A seven-month sting run by Miami Beach detectives has shuttered four massage parlors, led to three arrests and uncovered what authorities say was a human trafficking operation that forced two women from China to provide sex for money.
Investigators visited the four businesses at least a dozen times between February and May according to arrest affidavits and several times were offered various sex acts and “happy endings” for between $40 and $400.
Police said the women were paid a small percentage for each sex act, but made very little money because they were also charged $30 a day for room and board at the massage parlors. The women are now working with victim advocates, police said.
“There were three arrests in four places. But more importantly, we identified two victims of human trafficking,” said Miami Beach police spokesman Ernesto Rodriguez. “This is a tremendous success.”
Prosecutors charged Mi Cha Jones, 62, with two counts of human trafficking and a single count of making money through prostitution. Liufang Wang, 38, was charged with prostitution and profiting off prostitution. Qun Chen, 48, also was arrested and charged with prostitution.
Wang and Jones, owner of one club, were still at the Turner Guilford Knight correctional center on Monday. Chen had been released. It wasn’t clear if they had attorneys.
Friday night, Miami Beach City Manager Jimmy Morales lashed out at the massage parlor operators, saying “we will not tolerate any sort of illegal operations that present an actual threat to the quality of life and safety of our community.”
The four massage parlors that had permits revoked ran operations from South Beach to the city’s north end. They included Jee-Jee, at 733 Fifth St.; Lu Lu, at 7441 Collins Ave.; Shanghai, at 1106 Normandy Dr.; and Jade, at 1010 71st St.
Attacking human trafficking and the illicit sex trade have been campaign issues for both Miami-Dade State Attorney Katherine Fernandez Rundle and Florida Attorney General Pam Bondi.
In April, Fernandez Rundle’s office recorded a victory when a judge sentenced two Hungarian men to prison for 30 years for human trafficking, conspiracy and racketeering. Prosecutors argued successfully that Gabor Acs and Viktor Berki met lured two victims from Hungary through a website called GayRomeo.com and attracted a third victim through Facebook.
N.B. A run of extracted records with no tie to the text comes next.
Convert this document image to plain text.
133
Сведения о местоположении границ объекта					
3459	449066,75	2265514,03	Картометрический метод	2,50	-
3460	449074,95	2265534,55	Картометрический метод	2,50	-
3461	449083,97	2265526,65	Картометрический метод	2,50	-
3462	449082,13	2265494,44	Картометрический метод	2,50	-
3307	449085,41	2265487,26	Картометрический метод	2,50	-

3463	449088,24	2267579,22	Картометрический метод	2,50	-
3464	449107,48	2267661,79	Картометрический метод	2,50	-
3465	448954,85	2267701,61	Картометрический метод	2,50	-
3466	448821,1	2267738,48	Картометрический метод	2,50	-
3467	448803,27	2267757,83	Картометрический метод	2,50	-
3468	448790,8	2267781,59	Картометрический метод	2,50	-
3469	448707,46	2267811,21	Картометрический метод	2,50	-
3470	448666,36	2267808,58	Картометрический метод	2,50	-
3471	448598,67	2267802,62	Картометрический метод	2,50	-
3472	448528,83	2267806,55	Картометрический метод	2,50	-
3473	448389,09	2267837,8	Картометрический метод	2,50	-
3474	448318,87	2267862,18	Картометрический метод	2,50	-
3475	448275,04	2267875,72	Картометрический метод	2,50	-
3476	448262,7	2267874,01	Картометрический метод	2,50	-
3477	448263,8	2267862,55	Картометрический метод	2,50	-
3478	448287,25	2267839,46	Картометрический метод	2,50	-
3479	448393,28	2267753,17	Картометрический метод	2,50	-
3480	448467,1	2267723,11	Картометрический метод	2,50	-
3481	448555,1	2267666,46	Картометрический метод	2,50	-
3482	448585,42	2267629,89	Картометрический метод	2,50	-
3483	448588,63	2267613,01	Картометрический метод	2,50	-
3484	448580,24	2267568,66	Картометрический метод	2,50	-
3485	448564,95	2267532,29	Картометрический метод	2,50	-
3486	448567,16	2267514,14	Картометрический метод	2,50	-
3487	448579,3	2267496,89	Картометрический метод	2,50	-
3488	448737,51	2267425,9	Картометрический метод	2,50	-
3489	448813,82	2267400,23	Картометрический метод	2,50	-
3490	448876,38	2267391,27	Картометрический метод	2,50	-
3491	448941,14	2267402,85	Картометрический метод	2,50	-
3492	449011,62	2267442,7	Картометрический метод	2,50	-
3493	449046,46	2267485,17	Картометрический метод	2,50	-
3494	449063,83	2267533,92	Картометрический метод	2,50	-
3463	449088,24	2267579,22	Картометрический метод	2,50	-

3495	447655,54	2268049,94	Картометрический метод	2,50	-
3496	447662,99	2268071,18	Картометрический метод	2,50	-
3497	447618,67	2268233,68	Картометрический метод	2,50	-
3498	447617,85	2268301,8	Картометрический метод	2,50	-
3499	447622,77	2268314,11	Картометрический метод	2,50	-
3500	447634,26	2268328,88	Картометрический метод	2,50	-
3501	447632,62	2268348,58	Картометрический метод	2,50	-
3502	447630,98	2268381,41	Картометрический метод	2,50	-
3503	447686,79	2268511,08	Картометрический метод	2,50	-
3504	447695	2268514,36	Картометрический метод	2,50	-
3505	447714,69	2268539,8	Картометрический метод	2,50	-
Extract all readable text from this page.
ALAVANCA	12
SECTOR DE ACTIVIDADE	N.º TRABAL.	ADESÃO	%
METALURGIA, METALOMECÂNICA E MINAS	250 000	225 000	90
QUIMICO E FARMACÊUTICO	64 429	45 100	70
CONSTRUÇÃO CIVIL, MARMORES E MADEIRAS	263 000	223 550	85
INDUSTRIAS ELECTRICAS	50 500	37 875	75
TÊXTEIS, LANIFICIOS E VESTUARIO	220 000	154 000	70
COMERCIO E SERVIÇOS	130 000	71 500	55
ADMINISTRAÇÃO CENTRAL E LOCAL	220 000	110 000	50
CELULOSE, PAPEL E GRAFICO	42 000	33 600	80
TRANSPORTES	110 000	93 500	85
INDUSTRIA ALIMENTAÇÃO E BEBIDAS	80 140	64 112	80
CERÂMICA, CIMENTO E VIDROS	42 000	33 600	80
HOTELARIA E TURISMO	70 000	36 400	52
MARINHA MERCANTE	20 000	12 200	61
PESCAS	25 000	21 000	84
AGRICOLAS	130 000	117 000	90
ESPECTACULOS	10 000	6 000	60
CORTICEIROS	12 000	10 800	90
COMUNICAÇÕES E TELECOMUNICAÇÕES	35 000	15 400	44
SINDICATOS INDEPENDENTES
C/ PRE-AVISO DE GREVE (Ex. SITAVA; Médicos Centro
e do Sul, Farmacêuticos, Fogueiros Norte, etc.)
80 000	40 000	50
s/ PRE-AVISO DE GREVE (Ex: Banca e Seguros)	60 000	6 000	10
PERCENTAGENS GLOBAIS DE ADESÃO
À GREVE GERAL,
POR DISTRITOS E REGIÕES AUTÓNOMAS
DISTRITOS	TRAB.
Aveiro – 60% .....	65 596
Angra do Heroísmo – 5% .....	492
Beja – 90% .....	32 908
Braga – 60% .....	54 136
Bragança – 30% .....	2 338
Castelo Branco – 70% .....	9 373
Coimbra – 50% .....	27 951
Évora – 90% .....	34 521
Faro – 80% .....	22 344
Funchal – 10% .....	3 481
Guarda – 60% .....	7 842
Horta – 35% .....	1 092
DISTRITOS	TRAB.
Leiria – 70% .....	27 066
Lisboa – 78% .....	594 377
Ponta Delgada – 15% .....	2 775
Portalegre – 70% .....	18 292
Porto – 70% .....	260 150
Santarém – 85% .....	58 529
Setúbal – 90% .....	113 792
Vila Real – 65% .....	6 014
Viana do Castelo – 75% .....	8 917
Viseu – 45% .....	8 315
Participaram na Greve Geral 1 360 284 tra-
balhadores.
The victims claimed they were flown to New York City to work in what they believed was a legal business in the United States. But once in New York and Miami, the men in their early 20s said they were forced to live in cramped conditions while performing sex acts around the clock, given little food and threatened with violence.
Friday’s sting on Miami Beach, which was in collaboration with the Miami-Dade State Attorney’s Office and U.S. Immigration and Customs Enforcement, began in early February at the Shanghai massage parlor when two cops working undercover were escorted into separate rooms, told to undress and were offered sex for $50, police said.
A week later, according to police, an anonymous caller told the story of a woman he met in California, had sex with and fell in love with. He said the woman he knew as “Linda” spoke only Chinese, but that they communicated through a Chinese prostitution chat room called Wechat.
Police said they found Linda a month later in March. When they approached her, police said, she offered a cornucopia of sex from prices between $50 to $150. Several times, according to police, the woman offered “a happy ending.”